时间转字符串使用time模块中的strftime()函数

import time

print time.strftime("%Y-%m-%d",time.localtime())
复制代码

字符串到时间使用time模块中strftime和datetime模块中的datetime()函数

import time
import datetime

t = time.strptime("2018-3-8", "%Y-%m-%d")
y, m, d = t[0:3]

print datetime.datetime(y,m,d)
复制代码

操做文件和目录操做

好比对文件重命名、删除、查找等操做

os库:文件的重命名、获取路径下全部的文件等。os.path模块能够对路径、文件名等进行操做

files = os.listdir(".")
print type(os.path)
for filename in files:
    print os.path.splitext(filename)# 文件名和后缀分开
复制代码

shutil库：文件的复制、移动等操做
glob库：glob.glob("*.txt")查找当前路径下后缀名txt全部文件

读取配置文件

经过configparser(3.x，ConfigParser（2.x）)库进行配置的文件的读取、更改、增长等操做

config = ConfigParser.ConfigParser()
config.add_section("系统")
config.set("系统", "系统名称", "iOS")
f = open("Sys.ini", "a+")
config.write(f)
f.close()
复制代码

正则

re正则匹配查找等操做

类

属性

私有属性名字前边加"__"

class Fruits:
    price = 0               # 类属性，全部的类变量共享，对象和类都可访问。
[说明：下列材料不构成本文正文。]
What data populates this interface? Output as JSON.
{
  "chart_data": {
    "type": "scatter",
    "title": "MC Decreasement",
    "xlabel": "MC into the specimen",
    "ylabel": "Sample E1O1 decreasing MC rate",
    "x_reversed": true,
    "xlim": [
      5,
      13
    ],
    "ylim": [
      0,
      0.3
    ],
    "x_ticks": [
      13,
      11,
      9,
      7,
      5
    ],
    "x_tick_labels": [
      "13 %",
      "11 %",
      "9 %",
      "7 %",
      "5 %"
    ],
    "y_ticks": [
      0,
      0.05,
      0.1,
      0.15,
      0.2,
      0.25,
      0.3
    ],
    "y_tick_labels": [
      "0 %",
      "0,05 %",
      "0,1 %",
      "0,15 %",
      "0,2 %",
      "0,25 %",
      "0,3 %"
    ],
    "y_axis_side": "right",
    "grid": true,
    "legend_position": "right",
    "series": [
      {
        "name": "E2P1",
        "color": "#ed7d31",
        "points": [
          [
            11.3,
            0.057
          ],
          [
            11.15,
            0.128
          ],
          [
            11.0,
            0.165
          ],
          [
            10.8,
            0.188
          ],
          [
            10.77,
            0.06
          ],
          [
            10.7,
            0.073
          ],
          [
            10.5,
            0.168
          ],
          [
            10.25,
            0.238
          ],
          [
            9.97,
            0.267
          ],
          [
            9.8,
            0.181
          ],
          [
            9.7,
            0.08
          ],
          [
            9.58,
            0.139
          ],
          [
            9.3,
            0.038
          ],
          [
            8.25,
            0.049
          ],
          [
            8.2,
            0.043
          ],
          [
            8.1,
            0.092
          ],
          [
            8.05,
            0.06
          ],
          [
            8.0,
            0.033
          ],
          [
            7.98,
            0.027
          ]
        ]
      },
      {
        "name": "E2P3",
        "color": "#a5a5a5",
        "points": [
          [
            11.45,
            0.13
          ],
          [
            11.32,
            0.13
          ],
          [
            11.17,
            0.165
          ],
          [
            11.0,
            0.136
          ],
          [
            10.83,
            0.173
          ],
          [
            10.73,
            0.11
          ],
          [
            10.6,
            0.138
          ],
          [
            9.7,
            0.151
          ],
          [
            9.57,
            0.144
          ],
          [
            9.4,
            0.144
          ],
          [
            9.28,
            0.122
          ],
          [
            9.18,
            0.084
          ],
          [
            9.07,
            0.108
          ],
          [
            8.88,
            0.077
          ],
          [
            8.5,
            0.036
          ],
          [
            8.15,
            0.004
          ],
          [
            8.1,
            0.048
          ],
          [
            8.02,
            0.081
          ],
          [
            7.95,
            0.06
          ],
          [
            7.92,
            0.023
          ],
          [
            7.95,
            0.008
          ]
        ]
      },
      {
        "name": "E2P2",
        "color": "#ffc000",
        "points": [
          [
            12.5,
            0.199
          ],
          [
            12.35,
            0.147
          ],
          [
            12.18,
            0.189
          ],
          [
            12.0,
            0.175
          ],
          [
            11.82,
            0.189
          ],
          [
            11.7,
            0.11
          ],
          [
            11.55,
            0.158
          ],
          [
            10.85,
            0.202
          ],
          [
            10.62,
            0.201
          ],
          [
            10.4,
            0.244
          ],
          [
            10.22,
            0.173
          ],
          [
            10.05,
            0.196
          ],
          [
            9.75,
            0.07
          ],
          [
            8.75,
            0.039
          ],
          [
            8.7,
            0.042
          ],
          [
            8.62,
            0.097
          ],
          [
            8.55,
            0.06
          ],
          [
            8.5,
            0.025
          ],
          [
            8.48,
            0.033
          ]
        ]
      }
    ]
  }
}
可是修改只能经过类访问进行修改

    def __init__(self):
        self.color = "red"  # 实例变量，只有对象才能够访问
        zone = "中国"        # 局部变量
        self.__weight = "12" # 私有变量，不能够直接访问，能够经过_classname__attribute进行访问


if __name__ == "__main__":
    apple = Fruits()
    print (apple._Fruits__weight) #访问私有变量
复制代码

方法

静态方法

 @staticmethod
    def getPrice():
        print (Fruits.price)
复制代码

私有方法

def __getWeight(self):
        print self.__weight
复制代码

类方法

 @classmethod
    def getPrice2(cls):
        print (cls.price)
复制代码

动态增长方法

Python做为动态脚本语言，编写的程序也具备很强的动态性。

class_name.method_name = function_name

类的继续

而且支持多重继承

格式：

class class_name(super_class1,super_class2):

抽象方法

 @abstractmethod
    def grow(self):
        pass
复制代码

运算符的重载

Python将运算符和类的内置方法关联起来,每一个运算符对应1个函数。例如__add__()表示加好运算符;gt()表示大于运算符

经过重载运算符咱们能够实现对象的加减或者比较等操做。

异常

捕获异常

try: except:finally:

抛出异常

raise语言抛出异常

断言

assert len(t)==1

文件持久化

`shelve`本地建库

shelve模块提供了本地数据化存储的方法

addresses = shelve.open("addresses") # 若是没有本地会建立
addresses["city"] = "北京"
addresses["pro"] = "广东"
addresses.close()
复制代码

cPickle 序列化

cPickle和pickle两个模块都是来实现序列号的，前者是C语言编写的，效率比较高

序列化：

import cPickle as pickle
str = "我须要序列化"
f = open("serial.txt", "wb")
pickle.dump(str, f)
f.close()
复制代码

反序列化:

f = open("serial.txt","rb")
str = pickle.load(f)
f.close()
复制代码

json文件存储

Python内置了json模块用于json数据的操做

序列号到本地

import json
new_str = [{'a': 1}, {'b': 2}]
f = open('json.txt', 'w')
json.dump(new_str, f,ensure_ascii=False)
f.close()
复制代码

从本地读取

import json
f = open('json.txt', 'r')
str = json.load(f)
print str
f.close()
复制代码

线程

threading模块

class threading.Thread(group=None, target=None, name=None, args=(), kwargs={}, *, daemon=None)

线程和queue

# -*- coding:UTF-8 -*-

import threading
import Queue

class MyJob(threading.Thread):
    def __init__(self):
        threading.Thread.__init__(self, name="aa")

    def run(self):
        print threading.currentThread()

        while not q.empty():
            a = q.get()
            print("个人%d"%a)
            print "个人线程"
            q.task_done()


def job(a, b):
    print a+b
    print threading.activeCount()
    print "多线程"


thread = threading.Thread(target=job, args=(2, 4), name="mythread")
q = Queue.Queue()
if __name__ == "__main__":
    myjob = MyJob()
    for i in range(100):
        q.put(i)
    myjob.start()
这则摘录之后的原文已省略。